Posted Apr 30, 2003 18:11 UTC (Wed) by tjc (guest, #137) [Link]

What Wol said. :-)

I worked at a place about eight years ago maintaining a UNIX-based character mode customer service application. This thing was so primitive from a UI standpoint that the built-in editor for entering comments into the database was a subset of vi. Users moved from one screen to the next and selected menu items by pressing a single key.

New users hated it, because it was hard to learn, but once they got used to it they could fly around the app with one hand while talking to a customer on the phone. They had a few other apps (written in some 4GL that I can't remember) for doing things that were outside of the main application, and using them was like jumping from a speeding train into a swimming pool full of Jello(TM).

BUT for most words we read in "symbol" mode - we see a blur on the page with spaces round it, and the meaning goes from page to brain without the hearing system ever getting involved.

One could navigate the screens in the above mentioned application by just glancing at the "shape" of the text menues on the screen.

Metaphors make the operating system (NewsForge)

Posted May 2, 2003 21:36 UTC (Fri) by Baylink (subscriber, #755) [Link]

.. and the name of this syndrome is

What You See is ALL You Get.

It's the most common problem with graphical interfaces in the context of trained users.
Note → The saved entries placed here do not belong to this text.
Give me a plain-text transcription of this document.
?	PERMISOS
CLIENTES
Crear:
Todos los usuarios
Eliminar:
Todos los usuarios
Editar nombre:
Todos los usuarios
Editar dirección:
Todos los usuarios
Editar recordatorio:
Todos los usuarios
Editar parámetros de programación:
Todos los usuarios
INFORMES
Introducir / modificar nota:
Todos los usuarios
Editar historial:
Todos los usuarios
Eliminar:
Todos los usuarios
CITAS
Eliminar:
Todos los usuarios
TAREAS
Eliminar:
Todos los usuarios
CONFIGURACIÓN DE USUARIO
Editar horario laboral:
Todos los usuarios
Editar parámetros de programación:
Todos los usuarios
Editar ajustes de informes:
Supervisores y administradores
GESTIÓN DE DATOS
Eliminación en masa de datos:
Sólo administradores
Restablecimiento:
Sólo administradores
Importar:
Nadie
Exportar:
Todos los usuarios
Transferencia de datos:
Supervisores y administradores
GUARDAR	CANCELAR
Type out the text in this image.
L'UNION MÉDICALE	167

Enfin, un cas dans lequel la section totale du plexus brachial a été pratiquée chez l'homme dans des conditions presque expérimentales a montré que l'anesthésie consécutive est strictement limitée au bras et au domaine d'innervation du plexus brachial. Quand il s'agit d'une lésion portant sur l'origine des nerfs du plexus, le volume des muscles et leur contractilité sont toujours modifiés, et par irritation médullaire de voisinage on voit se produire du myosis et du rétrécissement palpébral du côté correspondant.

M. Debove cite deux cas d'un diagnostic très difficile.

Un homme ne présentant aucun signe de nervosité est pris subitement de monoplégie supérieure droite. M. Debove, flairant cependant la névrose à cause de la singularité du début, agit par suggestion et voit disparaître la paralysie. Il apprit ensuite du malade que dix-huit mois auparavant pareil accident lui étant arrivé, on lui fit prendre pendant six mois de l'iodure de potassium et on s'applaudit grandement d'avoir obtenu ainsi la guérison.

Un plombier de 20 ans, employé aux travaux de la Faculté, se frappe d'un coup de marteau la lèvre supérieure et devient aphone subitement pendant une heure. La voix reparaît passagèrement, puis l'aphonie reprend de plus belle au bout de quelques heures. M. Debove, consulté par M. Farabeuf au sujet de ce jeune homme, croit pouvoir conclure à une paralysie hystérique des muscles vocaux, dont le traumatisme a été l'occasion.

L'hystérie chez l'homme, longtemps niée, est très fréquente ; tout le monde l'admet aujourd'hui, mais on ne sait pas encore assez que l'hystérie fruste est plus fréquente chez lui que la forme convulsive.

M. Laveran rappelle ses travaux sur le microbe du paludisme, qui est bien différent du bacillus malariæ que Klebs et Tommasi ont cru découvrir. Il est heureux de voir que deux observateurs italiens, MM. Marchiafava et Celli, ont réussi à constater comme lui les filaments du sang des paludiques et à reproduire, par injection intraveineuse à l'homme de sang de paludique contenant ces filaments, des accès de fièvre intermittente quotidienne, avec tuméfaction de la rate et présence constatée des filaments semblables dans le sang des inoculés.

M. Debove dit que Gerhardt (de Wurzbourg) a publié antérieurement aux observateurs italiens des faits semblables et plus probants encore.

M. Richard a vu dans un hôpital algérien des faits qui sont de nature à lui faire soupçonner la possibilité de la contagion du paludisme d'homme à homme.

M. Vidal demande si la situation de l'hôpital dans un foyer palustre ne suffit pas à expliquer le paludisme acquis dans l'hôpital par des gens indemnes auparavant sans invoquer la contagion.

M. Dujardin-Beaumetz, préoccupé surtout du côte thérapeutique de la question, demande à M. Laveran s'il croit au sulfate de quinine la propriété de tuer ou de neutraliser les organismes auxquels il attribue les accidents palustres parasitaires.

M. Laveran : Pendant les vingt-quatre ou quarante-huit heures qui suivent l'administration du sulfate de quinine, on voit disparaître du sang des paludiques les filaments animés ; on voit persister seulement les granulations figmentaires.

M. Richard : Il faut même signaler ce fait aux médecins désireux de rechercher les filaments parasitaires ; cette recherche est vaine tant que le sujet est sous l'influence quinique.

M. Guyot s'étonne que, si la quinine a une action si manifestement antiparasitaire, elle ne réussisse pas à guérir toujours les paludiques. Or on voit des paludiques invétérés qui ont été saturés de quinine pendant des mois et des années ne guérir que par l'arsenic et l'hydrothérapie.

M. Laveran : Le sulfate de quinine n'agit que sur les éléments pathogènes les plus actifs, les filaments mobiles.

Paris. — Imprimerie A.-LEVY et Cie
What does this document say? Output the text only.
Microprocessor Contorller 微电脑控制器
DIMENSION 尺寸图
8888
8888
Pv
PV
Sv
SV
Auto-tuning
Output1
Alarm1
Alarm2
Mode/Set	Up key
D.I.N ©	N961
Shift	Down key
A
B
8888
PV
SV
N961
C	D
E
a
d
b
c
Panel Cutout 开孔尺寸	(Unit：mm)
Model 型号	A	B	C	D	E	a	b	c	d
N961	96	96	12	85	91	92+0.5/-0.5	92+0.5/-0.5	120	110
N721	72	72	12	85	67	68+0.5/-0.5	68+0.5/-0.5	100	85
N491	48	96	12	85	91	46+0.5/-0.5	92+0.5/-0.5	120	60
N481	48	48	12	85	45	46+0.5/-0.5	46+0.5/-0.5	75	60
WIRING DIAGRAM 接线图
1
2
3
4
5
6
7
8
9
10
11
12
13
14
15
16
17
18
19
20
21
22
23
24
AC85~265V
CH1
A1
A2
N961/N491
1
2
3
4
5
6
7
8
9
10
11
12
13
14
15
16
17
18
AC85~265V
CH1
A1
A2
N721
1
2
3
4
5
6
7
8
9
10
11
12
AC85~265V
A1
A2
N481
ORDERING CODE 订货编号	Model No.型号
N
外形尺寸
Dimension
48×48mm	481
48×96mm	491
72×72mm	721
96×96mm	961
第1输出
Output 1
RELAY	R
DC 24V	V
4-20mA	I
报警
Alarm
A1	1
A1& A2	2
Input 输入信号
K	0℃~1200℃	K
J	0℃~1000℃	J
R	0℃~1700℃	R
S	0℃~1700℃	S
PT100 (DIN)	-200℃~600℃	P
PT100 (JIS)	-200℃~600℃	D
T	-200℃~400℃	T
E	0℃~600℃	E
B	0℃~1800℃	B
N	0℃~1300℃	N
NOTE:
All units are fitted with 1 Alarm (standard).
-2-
Really, since the primary thing that GUI's make easier is *training*, they're tuned for high-turnover situations, and this is really not the proper approach, from a business standpoint.

What you *want* to do is train and manage for retention... and when you do that, you'll find out what lots of mainframe houses already have when they tried to build CUA interfaces atop 3270 networks: you don't gain much and you lose a lot.

Allied Van Lines did this: AVS was *much* easier to learn than CAMIS.

But it was *slower to use* and took 7 times as many screen-transactions, upping their processor and FEP load something considerable.

Enabling fast turnover is *not* the proper solution.